Overview
Melanoma in-transit metastases (ITMs) continue to represent a therapeutic dilemma, in that no standard method of treatment has been uniformly adopted. The complexity and heterogeneity of patient and disease characteristics, including the location and number of ITMs presents a barrier to a one size fits all treatment approach. Treatment of patients with limited regional disease remains challenging. Patients are typically treated with a combination of surgery, regional therapy, systemic therapy. Data on the management of ITMs is limited, even with the availability of immunotherapy (IMT). This study will use the unique etiology of ITMs to facilitate the understanding of how individual lesions metabolically and immunologically evolve as they move away from the primary tumor site. It is hypothesize that as ITMs move away from the primary melanoma site each will harbor progressively hypermetabolic tumor cells and a harsher microenvironment.
Description
This study will use a novel platform to profile patient biopsies, including microscopic analysis, flow cytometry for phenotyping, metabolic, and functional analyses, and metabolic profiling by Seahorse analysis to understand the unique etiology of ITMs to understand how individual melanoma lesions metabolically and immunologically evolve as they move away from the primary tumor site. A large amount of translational data is able to be derived from from an individual tissue biopsies. This study will utilize this platform to extensively evaluate 2-5 (melanoma) in-transit metastases (ITMs) per patient. It is hypothesized that as ITMs move away from the primary melanoma site each will harbor progressively hypermetabolic tumor cells and a harsher microenvironment. Each ITM station will be deeply profiled using metabolic assays, flow cytometry, and highly multiplexed immunofluorescent microscopy including, to interrogate the metabolic profiles of tumor and immune system in individual melanoma ITMs, and, to Determine tumor:immune interaction in the context of hypoxia using high-dimensional imaging. Using high throughput sequencing technologies, it will determined how tumor and immune cells interact and evolve during the course of transit in ITMs (as these cells become more metabolically and immunologically suppressive as they migrate further from the primary site). The clonal evolution analysis of tumor cells through and pimonidazole-enabled single cell RNA-sequencing will be used to identify transcriptomic changes in tumor, immune, and stromal cells correlated with hypoxia exposure.
Eligibility
Inclusion Criteria:
- Be willing and able to provide written informed consent for the trial.
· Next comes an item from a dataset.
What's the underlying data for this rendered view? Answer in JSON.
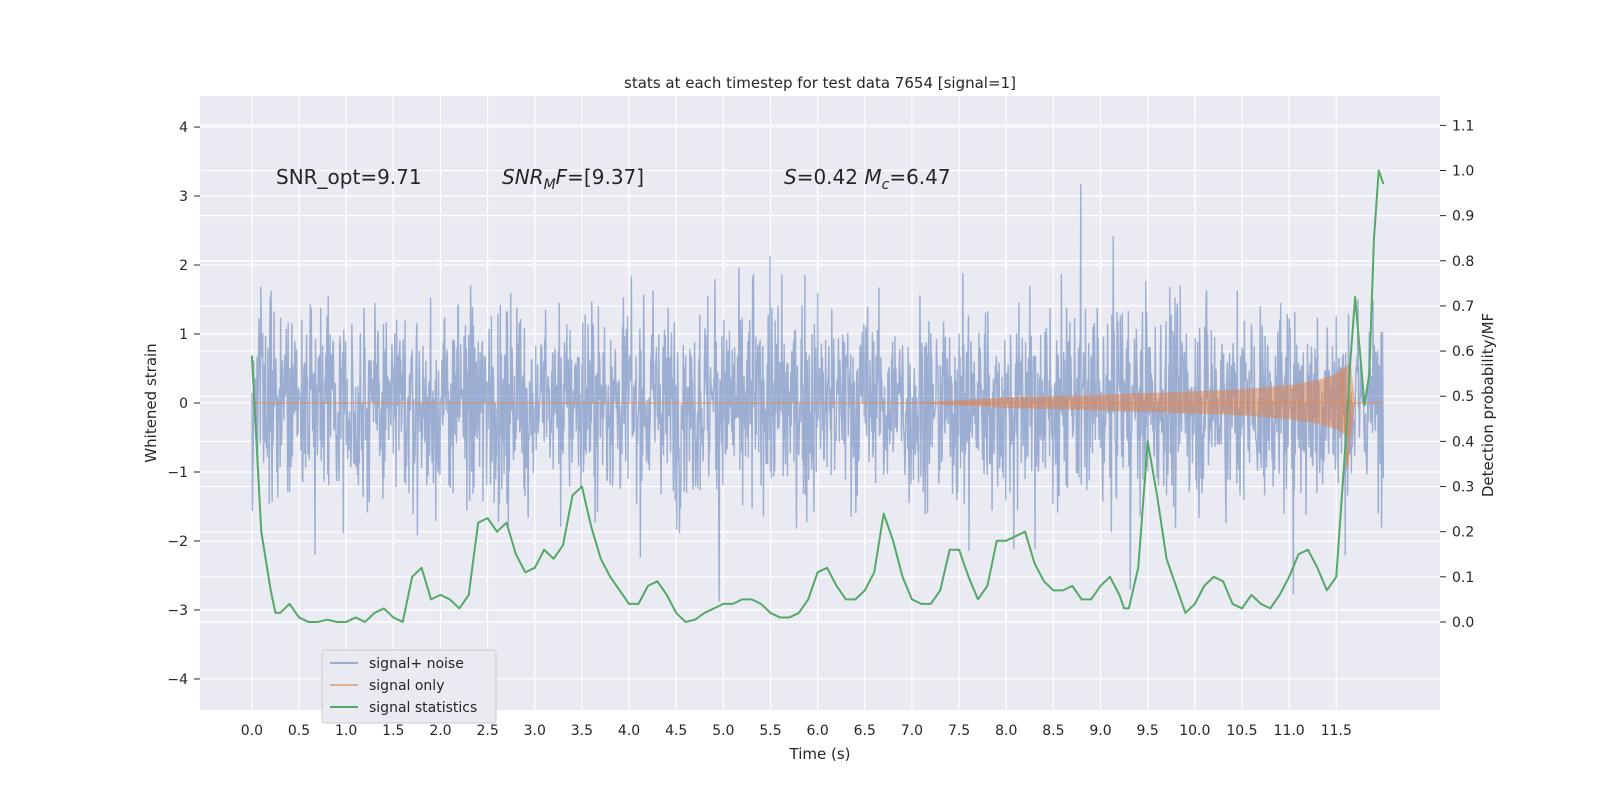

- Be ≥ 18 years of age on day of signing informed consent.
- A histological diagnosis of melanoma and at least two in-transit lesions at distinct distances from the primary site. Patients may be enrolled on the basis of a diagnosis of in-transit disease by a treating melanoma oncologist.
- Cutaneous, mucosal or uveal melanoma are permitted.
- Patients may be on treatment or treatment naïve.
- Female patients of childbearing potential must have a negative urine or serum pregnancy test within 7 days from the time of pimonidazole administration.
Exclusion Criteria:
- Subjects with in-transit disease that is not amenable to biopsy per the treating physician are excluded.
- Subjects with known chronic immunosuppression (such as biologic agents like remicade, mycophenolate, methotrexate, prednisone >20 mg daily).
- Subjects who are known to be HIV+, Hep B or Hep C positive.